I don't understand why my comments are seen as an 'insult'. However dedicated and thorough authors might be, understanding improves, new information comes to light, thinking moves on, errors are identified and corrected by later researchers and authors. It would be a very sorry state of affairs if we just accepted whatever anyone wrote in the past without thinking any further about it.
Paul Hollister's book was published over 40 years ago, and his background work conducted before that: we know a lot more now than we did 50 years ago, so it is not a surprise that his book contains errors. He did the best he could at the time, and his book is still very useful. But that does not mean we should treat everything in the book as correct, or that it is some form of heresy to challenge any part. For example, he is wrong about the early life of William Gillinder: I have written articles for the PCA Bulletin and addressed the PCA Convention about William's true background, and for whom he worked in the UK, and when. But Paul did not have access to the genealogical records and Trades Union records that I have now examined, and nor could he contact living Gillinder descendants, as I have done. It is not an 'insult' to identify or to correct his factual errors.
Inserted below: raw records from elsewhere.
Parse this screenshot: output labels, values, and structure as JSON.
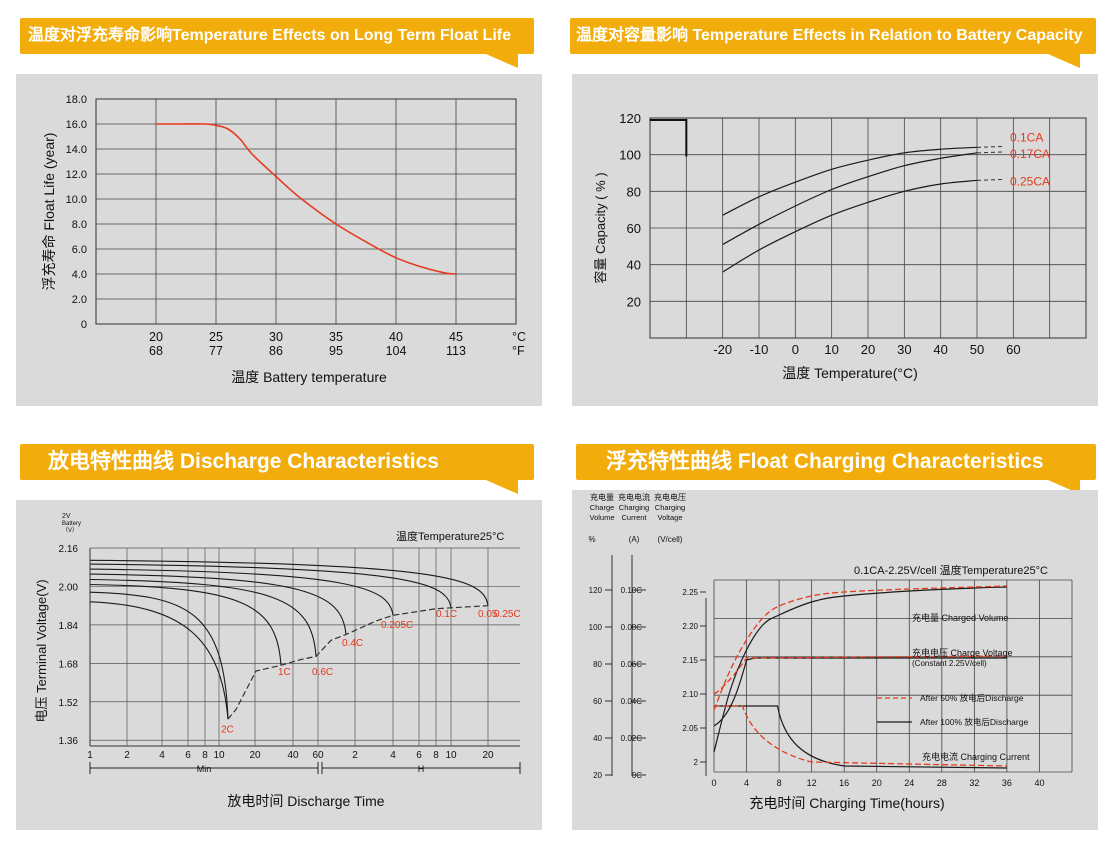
{
  "colors": {
    "banner": "#f2ad0c",
    "panel_bg": "#dadada",
    "accent_red": "#e53a1e",
    "line": "#222222"
  },
  "chart_data": [
    {
      "type": "line",
      "title": "温度对浮充寿命影响Temperature Effects on Long Term Float Life",
      "xlabel": "温度  Battery temperature",
      "ylabel": "浮充寿命  Float Life (year)",
      "x_ticks_c": [
        "20",
        "25",
        "30",
        "35",
        "40",
        "45"
      ],
      "x_ticks_f": [
        "68",
        "77",
        "86",
        "95",
        "104",
        "113"
      ],
      "x_unit_c": "°C",
      "x_unit_f": "°F",
      "y_ticks": [
        "0",
        "2.0",
        "4.0",
        "6.0",
        "8.0",
        "10.0",
        "12.0",
        "14.0",
        "16.0",
        "18.0"
      ],
      "xlim": [
        15,
        50
      ],
      "ylim": [
        0,
        18
      ],
      "grid": true,
      "series": [
        {
          "color": "#e53a1e",
          "x": [
            20,
            22,
            24,
            25,
            26,
            27,
            28,
            30,
            32,
            35,
            38,
            40,
            42,
            44,
            45
          ],
          "y": [
            16.0,
            16.0,
            16.0,
            15.9,
            15.6,
            14.8,
            13.6,
            11.8,
            10.1,
            8.0,
            6.3,
            5.3,
            4.6,
            4.1,
            4.0
          ]
        }
      ]
    },
    {
      "type": "line",
      "title": "温度对容量影响 Temperature Effects in Relation to Battery Capacity",
      "xlabel": "温度  Temperature(°C)",
      "ylabel": "容量 Capacity ( % )",
      "x_ticks": [
        "-20",
        "-10",
        "0",
        "10",
        "20",
        "30",
        "40",
        "50",
        "60"
      ],
      "y_ticks": [
        "20",
        "40",
        "60",
        "80",
        "100",
        "120"
      ],
      "grid": true,
      "series": [
        {
          "name": "0.1CA",
          "x": [
            -20,
            -10,
            0,
            10,
            20,
            30,
            40,
            50
          ],
          "y": [
            67,
            77,
            85,
            92,
            97,
            101,
            103,
            104
          ]
        },
        {
          "name": "0.17CA",
          "x": [
            -20,
            -10,
            0,
            10,
            20,
            30,
            40,
            50
          ],
          "y": [
            51,
            62,
            72,
            81,
            88,
            94,
            98,
            101
          ]
        },
        {
          "name": "0.25CA",
          "x": [
            -20,
            -10,
            0,
            10,
            20,
            30,
            40,
            50
          ],
          "y": [
            36,
            48,
            58,
            67,
            74,
            80,
            84,
            86
          ]
        }
      ]
    },
    {
      "type": "line",
      "title": "放电特性曲线 Discharge Characteristics",
      "xlabel": "放电时间 Discharge Time",
      "ylabel": "电压 Terminal Voltage(V)",
      "y_top_note": [
        "2V",
        "Battery",
        "（V）"
      ],
      "note": "温度Temperature25°C",
      "x_ticks": [
        "1",
        "2",
        "4",
        "6",
        "8",
        "10",
        "20",
        "40",
        "60",
        "2",
        "4",
        "6",
        "8",
        "10",
        "20"
      ],
      "x_groups": [
        "Min",
        "H"
      ],
      "y_ticks": [
        "2.16",
        "2.00",
        "1.84",
        "1.68",
        "1.52",
        "1.36"
      ],
      "series_labels": [
        "2C",
        "1C",
        "0.6C",
        "0.4C",
        "0.205C",
        "0.1C",
        "0.05",
        "0.25C"
      ]
    },
    {
      "type": "line",
      "title": "浮充特性曲线 Float Charging Characteristics",
      "xlabel": "充电时间 Charging Time(hours)",
      "axis_headers": [
        {
          "lines": [
            "充电量",
            "Charge",
            "Volume"
          ],
          "unit": "%"
        },
        {
          "lines": [
            "充电电流",
            "Charging",
            "Current"
          ],
          "unit": "(A)"
        },
        {
          "lines": [
            "充电电压",
            "Charging",
            "Voltage"
          ],
          "unit": "(V/cell)"
        }
      ],
      "volume_ticks": [
        "120",
        "100",
        "80",
        "60",
        "40",
        "20"
      ],
      "current_ticks": [
        "0.10C",
        "0.08C",
        "0.06C",
        "0.04C",
        "0.02C",
        "0C"
      ],
      "voltage_ticks": [
        "2.25",
        "2.20",
        "2.15",
        "2.10",
        "2.05",
        "2"
      ],
      "x_ticks": [
        "0",
        "4",
        "8",
        "12",
        "16",
        "20",
        "24",
        "28",
        "32",
        "36",
        "40"
      ],
      "condition": "0.1CA-2.25V/cell   温度Temperature25°C",
      "annotations": {
        "charged_volume": "充电量 Charged Volume",
        "charge_voltage_1": "充电电压 Charge Voltage",
        "charge_voltage_2": "(Constant 2.25V/cell)",
        "after50": "After 50% 放电后Discharge",
        "after100": "After 100% 放电后Discharge",
        "charging_current": "充电电流 Charging Current"
      }
    }
  ]
}
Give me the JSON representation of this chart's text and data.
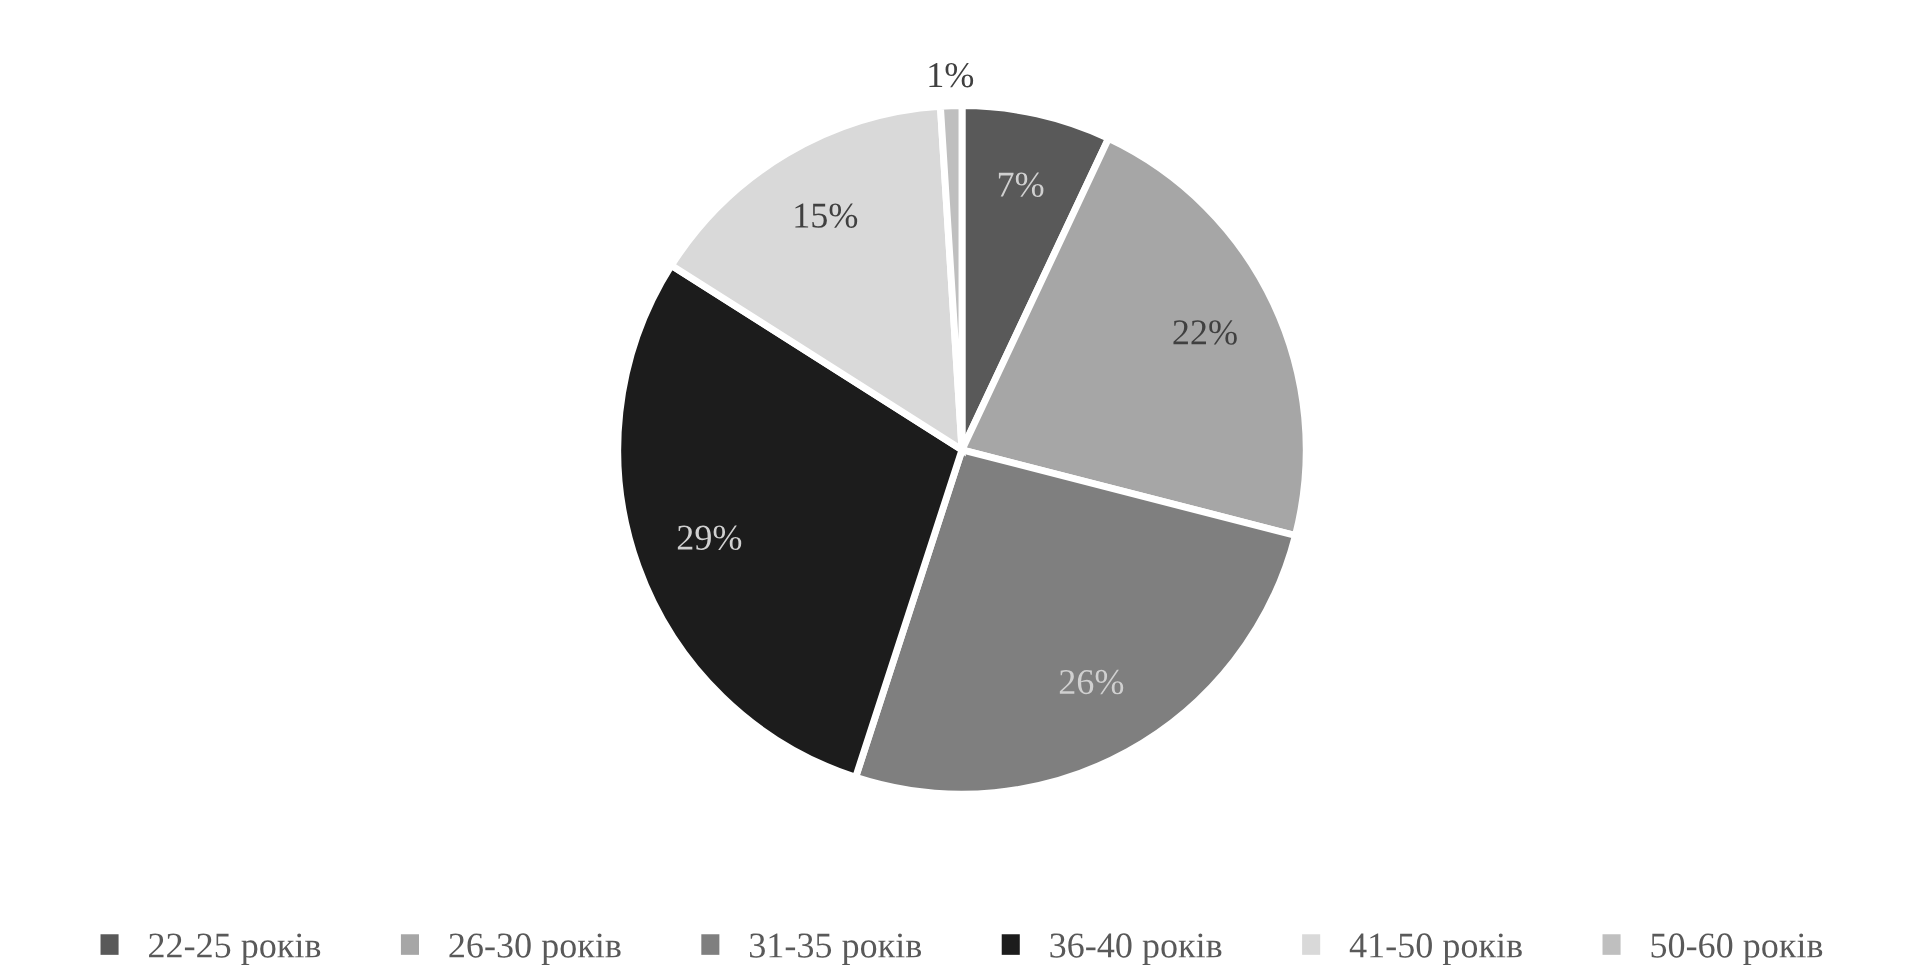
{
  "chart_data": {
    "type": "pie",
    "categories": [
      "22-25 років",
      "26-30 років",
      "31-35 років",
      "36-40 років",
      "41-50 років",
      "50-60 років"
    ],
    "values": [
      7,
      22,
      26,
      29,
      15,
      1
    ],
    "colors": [
      "#595959",
      "#a6a6a6",
      "#7f7f7f",
      "#1c1c1c",
      "#d9d9d9",
      "#bfbfbf"
    ],
    "value_labels": [
      "7%",
      "22%",
      "26%",
      "29%",
      "15%",
      "1%"
    ],
    "legend": "bottom"
  }
}
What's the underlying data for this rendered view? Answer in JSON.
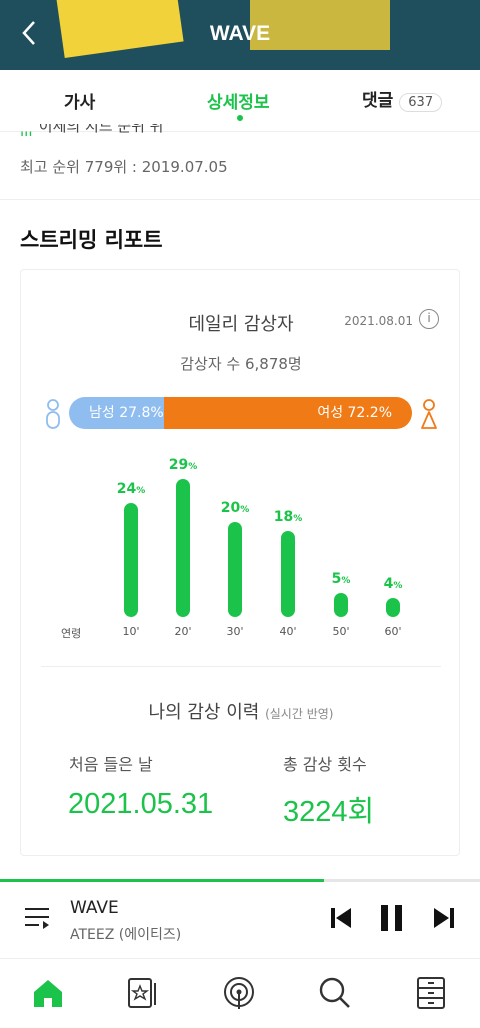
{
  "header": {
    "title": "WAVE"
  },
  "tabs": [
    {
      "label": "가사"
    },
    {
      "label": "상세정보"
    },
    {
      "label": "댓글",
      "count": "637"
    }
  ],
  "chart_peak_cut": "이세의 지드 순위 위",
  "peak_rank": "최고 순위 779위 : 2019.07.05",
  "streaming_report": {
    "title": "스트리밍 리포트",
    "daily_title": "데일리 감상자",
    "date": "2021.08.01",
    "listeners": "감상자 수 6,878명",
    "male_label": "남성 27.8%",
    "female_label": "여성 72.2%",
    "male_ratio": 27.8,
    "age_axis_label": "연령"
  },
  "chart_data": {
    "type": "bar",
    "categories": [
      "10'",
      "20'",
      "30'",
      "40'",
      "50'",
      "60'"
    ],
    "values": [
      24,
      29,
      20,
      18,
      5,
      4
    ],
    "value_labels": [
      "24",
      "29",
      "20",
      "18",
      "5",
      "4"
    ],
    "unit": "%",
    "xlabel": "연령",
    "colors": {
      "bar": "#1cc34a"
    }
  },
  "history": {
    "title": "나의 감상 이력",
    "subtitle": "(실시간 반영)",
    "first_label": "처음 들은 날",
    "first_value": "2021.05.31",
    "count_label": "총 감상 횟수",
    "count_value": "3224회"
  },
  "player": {
    "title": "WAVE",
    "artist": "ATEEZ (에이티즈)",
    "progress": 0.675
  },
  "colors": {
    "accent": "#1cc34a",
    "male": "#8fbdf0",
    "female": "#f07a16",
    "header_bg": "#1f4f5c"
  }
}
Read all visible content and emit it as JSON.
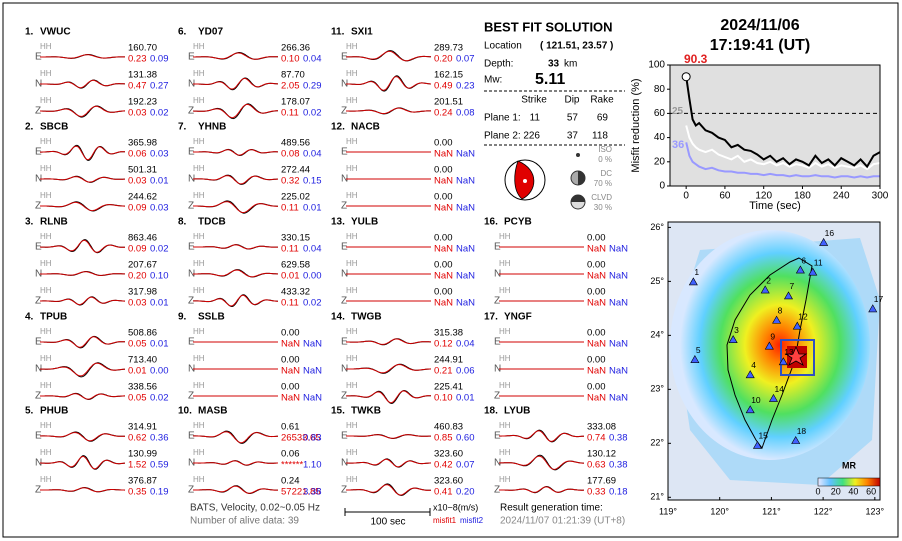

Bob Hall's Old English Paperweight's book was published in 1998, based in part on studies that Bob carried out during the previous 20 years and in part on research by Anne Anderson starting somewhat earlier. Again, the information and thinking reflected in the book is now at least 20 years old, and some of it older. It is not an 'insult' to point out that some of the paperweights shown in the Bacchus chapter would now be attributed to other makers, or to point out that he shows the same image twice in the chapter, treating it as a different paperweight and giving slightly different dimensions. It is a mistake - and we all make them: but mistakes in reference books need to be identified, to prevent others who cannot or do not want to question the status quo from perpetuating myths. I know Bob very well, and before his illness we had talked about the errors that could and should be corrected if there were a second edition, and also whether all my work measuring densities of Old English weights, and what it showed, should be included. Sadly, a revised edition will now not happen.